This R package, plda, implements the following Markov chain Monte Carlo (MCMC) algorithms for the latent Dirichlet allocation (LDA) model.
-
Augmented Collapsed Gibbs Sampler (ACGS, Griffiths and Steyvers 2004, George and Doss 2015) algorithm
-
Grouped Gibbs Sampler (GGS, Doss and George 2022) algorithm
-
Partially Collapsed Gibbs Sampler (PCGS, Magnusson et al. 2018) algorithm
All three algorithms are implemented sequentially in this package. Algorithms GGS and PCGS are amenable to parallelization. For parallel implementations of GGS and PCGS, see LDAGroupedGibbsSampler.
For package documentation run
help("plda")
in the R console.
All major functions and datasets are documented and linked to
the package index. Raw data files for each dataset are available in the
data-raw folder. To load raw data see demo/load_raw_data.R
.
Magnusson, M., Jonsson, L., Villani, M., & Broman, D. (2018). Sparse partially collapsed MCMC for parallel inference in topic models. Journal of Computational and Graphical Statistics, 27(2), 449-463.
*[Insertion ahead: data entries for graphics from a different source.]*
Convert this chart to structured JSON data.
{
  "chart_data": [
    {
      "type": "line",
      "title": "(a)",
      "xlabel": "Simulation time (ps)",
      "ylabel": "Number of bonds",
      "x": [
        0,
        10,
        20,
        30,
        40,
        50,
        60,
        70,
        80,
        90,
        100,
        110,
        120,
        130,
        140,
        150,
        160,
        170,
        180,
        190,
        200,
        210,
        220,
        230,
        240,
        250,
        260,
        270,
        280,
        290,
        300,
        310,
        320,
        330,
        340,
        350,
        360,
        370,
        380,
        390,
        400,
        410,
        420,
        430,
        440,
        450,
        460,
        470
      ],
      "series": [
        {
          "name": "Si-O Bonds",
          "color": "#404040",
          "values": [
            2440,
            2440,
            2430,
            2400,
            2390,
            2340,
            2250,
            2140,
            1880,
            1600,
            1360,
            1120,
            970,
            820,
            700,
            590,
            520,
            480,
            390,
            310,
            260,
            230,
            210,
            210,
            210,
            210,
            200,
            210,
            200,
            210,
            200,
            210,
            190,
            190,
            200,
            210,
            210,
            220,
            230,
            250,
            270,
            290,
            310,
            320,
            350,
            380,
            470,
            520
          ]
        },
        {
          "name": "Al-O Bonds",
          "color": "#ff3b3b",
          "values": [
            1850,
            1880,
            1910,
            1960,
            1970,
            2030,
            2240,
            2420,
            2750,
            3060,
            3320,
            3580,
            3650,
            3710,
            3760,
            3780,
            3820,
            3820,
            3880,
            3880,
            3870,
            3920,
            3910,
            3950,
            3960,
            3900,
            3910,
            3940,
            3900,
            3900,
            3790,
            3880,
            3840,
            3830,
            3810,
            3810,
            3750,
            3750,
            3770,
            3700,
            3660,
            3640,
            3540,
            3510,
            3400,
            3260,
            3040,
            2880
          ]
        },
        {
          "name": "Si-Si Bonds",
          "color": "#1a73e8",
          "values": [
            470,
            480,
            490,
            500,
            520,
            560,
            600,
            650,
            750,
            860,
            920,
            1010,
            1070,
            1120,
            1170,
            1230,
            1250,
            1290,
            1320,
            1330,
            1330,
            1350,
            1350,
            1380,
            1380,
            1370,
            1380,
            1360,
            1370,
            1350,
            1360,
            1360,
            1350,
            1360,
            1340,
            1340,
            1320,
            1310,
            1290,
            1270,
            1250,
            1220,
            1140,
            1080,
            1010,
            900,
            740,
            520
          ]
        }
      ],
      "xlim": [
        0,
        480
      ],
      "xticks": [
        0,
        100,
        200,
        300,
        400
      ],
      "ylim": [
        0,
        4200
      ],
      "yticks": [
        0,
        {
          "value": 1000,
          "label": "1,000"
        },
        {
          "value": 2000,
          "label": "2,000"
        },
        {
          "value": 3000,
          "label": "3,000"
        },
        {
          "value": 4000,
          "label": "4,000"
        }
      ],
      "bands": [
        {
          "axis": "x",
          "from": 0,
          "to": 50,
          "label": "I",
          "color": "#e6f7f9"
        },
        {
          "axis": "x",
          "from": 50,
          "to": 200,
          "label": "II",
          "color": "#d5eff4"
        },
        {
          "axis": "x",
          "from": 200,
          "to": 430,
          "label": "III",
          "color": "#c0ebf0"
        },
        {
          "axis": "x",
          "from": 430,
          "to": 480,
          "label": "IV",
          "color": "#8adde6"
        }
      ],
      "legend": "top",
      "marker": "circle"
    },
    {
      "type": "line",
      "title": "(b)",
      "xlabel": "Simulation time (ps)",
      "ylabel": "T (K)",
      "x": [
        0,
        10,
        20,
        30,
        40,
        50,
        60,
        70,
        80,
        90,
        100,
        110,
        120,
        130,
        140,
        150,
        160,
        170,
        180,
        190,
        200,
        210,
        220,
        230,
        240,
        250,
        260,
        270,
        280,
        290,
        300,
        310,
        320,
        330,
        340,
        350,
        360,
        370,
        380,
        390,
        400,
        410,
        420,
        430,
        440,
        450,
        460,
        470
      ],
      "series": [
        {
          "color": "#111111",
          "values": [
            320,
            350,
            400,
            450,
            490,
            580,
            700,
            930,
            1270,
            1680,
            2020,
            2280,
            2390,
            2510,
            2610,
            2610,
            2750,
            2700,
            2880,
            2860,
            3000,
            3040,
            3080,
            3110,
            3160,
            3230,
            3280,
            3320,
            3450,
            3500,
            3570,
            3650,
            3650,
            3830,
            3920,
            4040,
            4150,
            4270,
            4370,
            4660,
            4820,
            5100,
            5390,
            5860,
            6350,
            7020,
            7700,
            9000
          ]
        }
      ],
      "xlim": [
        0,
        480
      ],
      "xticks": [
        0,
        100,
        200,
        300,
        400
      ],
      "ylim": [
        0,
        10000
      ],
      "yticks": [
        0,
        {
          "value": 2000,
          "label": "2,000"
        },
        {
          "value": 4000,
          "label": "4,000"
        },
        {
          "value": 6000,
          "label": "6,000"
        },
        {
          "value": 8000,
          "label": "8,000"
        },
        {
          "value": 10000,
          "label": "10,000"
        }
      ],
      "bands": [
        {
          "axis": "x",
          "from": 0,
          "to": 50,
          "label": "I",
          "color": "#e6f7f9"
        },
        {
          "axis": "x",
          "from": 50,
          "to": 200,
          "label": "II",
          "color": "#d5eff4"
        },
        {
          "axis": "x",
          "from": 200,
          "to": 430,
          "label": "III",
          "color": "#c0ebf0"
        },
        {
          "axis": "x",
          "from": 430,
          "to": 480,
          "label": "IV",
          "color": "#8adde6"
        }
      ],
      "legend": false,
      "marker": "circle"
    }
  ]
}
Doss, H. and George, C. (2022). Theoretical and Empirical Evaluation of a Grouped Gibbs Sampler for Parallel Computation in the Latent Dirichlet Allocation Model. In preparation.
Griffiths, T. L., & Steyvers, M. (2004). Finding scientific topics. Proceedings of the National academy of Sciences, 101(suppl_1), 5228-5235.
Blei, D. M., Ng, A. Y., & Jordan, M. I. (2003). Latent Dirichlet allocation. Journal of machine Learning research, 3(Jan), 993-1022.
George, C. P. (2015). Latent Dirichlet Allocation: Hyperparameter Selection and Applications to Electronic Discovery. Ph.D. thesis, University of Florida.